Questions fréquentes

À quel âge un enfant sait-il compter jusqu’à 10 ?

Réciter la suite « un, deux, trois… » jusqu'à dix s'acquiert souvent vers 3 ou 4 ans, mais c'est une comptine, pas du dénombrement. Savoir qu'il y a bien six objets dans un tas de six — ce que l'on appelle la cardinalité — arrive plus tard, en général entre 4 et 5 ans. C'est cette seconde compétence qui compte pour la suite.

Quelle différence entre réciter les nombres et compter vraiment ?
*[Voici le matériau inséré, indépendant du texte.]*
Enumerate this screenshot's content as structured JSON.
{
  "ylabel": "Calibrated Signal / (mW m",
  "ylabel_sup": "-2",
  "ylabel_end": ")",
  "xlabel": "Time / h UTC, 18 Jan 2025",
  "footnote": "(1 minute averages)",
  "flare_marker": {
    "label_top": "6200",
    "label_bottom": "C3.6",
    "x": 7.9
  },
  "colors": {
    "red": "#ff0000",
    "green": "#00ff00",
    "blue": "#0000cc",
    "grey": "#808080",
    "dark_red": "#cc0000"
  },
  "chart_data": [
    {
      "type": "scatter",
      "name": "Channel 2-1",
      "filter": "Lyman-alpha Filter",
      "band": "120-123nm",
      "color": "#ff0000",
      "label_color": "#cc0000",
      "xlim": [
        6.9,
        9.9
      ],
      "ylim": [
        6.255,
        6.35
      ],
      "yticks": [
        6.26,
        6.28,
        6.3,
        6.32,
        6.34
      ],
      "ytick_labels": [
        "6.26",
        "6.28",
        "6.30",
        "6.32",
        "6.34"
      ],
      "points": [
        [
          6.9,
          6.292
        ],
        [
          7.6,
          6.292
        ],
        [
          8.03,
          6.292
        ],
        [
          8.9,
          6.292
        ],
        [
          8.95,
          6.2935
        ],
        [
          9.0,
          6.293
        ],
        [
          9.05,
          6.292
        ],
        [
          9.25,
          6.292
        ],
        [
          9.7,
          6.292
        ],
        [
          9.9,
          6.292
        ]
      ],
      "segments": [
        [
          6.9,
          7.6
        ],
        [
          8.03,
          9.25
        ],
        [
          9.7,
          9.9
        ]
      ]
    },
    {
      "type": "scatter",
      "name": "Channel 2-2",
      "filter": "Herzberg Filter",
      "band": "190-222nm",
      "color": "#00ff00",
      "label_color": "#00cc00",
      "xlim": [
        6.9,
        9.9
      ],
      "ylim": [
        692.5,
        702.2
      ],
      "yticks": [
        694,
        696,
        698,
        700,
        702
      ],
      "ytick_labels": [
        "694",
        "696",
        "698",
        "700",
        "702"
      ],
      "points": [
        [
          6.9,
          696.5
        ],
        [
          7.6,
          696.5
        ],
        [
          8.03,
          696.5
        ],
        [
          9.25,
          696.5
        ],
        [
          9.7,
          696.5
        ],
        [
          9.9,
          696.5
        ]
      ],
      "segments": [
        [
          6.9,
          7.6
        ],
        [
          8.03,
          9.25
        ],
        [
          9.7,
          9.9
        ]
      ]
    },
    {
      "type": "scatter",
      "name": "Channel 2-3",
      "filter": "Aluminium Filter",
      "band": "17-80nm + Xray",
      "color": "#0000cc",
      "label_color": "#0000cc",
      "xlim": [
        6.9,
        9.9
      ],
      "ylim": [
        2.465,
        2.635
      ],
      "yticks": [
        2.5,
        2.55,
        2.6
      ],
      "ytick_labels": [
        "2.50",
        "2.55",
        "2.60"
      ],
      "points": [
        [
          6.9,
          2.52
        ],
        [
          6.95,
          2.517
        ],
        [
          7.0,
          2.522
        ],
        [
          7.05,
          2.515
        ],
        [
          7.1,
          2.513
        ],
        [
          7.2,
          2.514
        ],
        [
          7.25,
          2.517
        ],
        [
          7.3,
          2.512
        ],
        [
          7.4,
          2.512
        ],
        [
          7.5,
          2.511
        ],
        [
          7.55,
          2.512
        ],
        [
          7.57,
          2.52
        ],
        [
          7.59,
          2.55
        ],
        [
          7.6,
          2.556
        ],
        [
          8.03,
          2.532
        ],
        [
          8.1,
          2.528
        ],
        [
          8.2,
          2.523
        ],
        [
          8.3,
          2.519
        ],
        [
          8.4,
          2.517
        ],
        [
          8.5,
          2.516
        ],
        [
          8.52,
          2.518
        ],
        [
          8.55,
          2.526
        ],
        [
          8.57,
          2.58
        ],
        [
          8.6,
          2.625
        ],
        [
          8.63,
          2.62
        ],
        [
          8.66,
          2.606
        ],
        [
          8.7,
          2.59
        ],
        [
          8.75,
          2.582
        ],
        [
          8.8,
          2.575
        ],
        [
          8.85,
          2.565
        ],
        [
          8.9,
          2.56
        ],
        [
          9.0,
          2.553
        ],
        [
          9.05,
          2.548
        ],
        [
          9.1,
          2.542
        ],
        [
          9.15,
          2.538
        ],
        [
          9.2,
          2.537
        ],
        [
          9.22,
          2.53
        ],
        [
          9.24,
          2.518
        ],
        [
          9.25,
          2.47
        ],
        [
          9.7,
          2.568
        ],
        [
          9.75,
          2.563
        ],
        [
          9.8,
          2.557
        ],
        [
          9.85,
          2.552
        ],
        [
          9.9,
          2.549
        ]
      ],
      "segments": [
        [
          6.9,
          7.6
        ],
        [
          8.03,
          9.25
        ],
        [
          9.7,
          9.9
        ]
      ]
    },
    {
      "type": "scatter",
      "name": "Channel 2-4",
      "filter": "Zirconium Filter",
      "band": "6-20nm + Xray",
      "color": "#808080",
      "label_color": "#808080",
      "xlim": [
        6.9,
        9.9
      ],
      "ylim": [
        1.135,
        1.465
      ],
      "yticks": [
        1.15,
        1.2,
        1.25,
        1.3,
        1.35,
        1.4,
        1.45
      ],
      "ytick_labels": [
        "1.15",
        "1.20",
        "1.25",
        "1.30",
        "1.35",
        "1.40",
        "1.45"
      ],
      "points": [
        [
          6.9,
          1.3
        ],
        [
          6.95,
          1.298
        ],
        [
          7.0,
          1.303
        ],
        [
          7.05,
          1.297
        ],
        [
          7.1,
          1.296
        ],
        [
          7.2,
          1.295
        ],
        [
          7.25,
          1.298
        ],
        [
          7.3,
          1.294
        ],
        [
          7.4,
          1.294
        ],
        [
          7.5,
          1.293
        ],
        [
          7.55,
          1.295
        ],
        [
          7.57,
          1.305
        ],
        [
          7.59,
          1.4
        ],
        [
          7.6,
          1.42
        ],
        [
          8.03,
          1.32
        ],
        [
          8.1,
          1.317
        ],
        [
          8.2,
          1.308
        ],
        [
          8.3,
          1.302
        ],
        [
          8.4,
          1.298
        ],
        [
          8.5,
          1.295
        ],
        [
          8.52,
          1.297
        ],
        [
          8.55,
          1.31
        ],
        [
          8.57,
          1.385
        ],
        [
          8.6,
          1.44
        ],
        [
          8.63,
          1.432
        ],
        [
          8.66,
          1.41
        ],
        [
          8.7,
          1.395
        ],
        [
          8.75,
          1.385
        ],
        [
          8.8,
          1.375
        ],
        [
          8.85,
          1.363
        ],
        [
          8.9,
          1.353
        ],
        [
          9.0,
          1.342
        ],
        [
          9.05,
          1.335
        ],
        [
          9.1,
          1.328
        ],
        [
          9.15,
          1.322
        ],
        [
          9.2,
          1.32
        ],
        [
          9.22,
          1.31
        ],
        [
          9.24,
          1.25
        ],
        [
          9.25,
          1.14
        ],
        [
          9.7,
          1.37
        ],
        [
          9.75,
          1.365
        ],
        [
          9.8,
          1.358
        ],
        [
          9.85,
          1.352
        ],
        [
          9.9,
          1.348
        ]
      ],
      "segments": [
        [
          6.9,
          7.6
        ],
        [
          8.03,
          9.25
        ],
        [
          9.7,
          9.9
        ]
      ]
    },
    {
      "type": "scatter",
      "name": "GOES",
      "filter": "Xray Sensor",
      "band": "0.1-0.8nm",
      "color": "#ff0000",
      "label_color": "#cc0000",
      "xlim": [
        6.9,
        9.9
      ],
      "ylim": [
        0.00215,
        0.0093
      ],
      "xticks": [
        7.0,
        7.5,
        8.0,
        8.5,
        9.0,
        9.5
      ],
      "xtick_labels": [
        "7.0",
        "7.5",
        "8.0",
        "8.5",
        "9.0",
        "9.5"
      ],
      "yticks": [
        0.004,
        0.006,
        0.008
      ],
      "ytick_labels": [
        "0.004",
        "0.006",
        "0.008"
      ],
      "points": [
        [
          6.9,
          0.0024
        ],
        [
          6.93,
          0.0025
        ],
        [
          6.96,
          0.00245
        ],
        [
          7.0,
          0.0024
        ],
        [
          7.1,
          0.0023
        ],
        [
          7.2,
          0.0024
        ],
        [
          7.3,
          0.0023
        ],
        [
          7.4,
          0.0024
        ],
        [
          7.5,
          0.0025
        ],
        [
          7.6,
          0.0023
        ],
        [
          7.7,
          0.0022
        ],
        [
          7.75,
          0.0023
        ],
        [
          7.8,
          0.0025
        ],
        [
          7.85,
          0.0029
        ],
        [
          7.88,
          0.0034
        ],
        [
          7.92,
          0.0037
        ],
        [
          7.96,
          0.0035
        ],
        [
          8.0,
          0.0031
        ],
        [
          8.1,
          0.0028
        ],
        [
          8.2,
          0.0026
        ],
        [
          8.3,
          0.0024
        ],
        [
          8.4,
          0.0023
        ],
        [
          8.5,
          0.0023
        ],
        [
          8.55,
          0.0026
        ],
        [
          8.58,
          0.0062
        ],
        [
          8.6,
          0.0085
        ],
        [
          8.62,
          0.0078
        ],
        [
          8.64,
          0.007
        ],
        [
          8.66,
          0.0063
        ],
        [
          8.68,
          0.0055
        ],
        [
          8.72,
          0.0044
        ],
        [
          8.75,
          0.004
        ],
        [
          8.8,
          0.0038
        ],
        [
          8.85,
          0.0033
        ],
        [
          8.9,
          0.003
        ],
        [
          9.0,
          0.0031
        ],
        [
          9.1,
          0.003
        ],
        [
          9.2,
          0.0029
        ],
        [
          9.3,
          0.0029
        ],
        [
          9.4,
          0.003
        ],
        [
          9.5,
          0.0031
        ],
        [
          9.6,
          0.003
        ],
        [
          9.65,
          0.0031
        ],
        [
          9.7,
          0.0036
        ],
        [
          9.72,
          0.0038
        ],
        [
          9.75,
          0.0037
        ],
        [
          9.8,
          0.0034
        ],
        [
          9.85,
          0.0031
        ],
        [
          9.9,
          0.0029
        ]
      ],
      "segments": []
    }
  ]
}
Un enfant qui récite peut pointer sept objets en disant « un, deux, trois, quatre, cinq », ou compter deux fois le même. Compter vraiment suppose d'associer un mot-nombre à un seul objet, dans l'ordre, et de comprendre que le dernier mot prononcé donne la quantité totale. Le Réfectoire travaille exactement cela : servir le bon nombre d'aliments oblige à dénombrer pour de vrai.

Quel calcul mental attend-on en CP (1ère primaire) ?

En fin de CP, on attend généralement la maîtrise des additions dans les dix premiers nombres, les compléments à dix, et le début des additions jusqu'à vingt. La vitesse compte autant que l'exactitude : un enfant qui recompte sur ses doigts à chaque fois n'aura pas les ressources disponibles pour aborder la soustraction et la multiplication ensuite.

À quel âge apprend-on à lire l’heure ?

Les heures pleines et les demi-heures s'abordent vers 6 ou 7 ans, en CP et CE1. Les quarts d'heure et les minutes viennent plutôt en CE1 et CE2. L'horloge à aiguilles reste utile même à l'ère du numérique : elle donne une représentation visuelle du temps qui passe que l'affichage digital ne fournit pas.

Mon enfant compte sur ses doigts, faut-il l’en empêcher ?

Non. Compter sur ses doigts est une étape normale et utile : c'est une représentation concrète de la quantité. Elle disparaît d'elle-même à mesure que les résultats s'automatisent. L'interdire trop tôt prive l'enfant d'un appui sans accélérer l'automatisation — laquelle vient de la répétition, pas de la contrainte.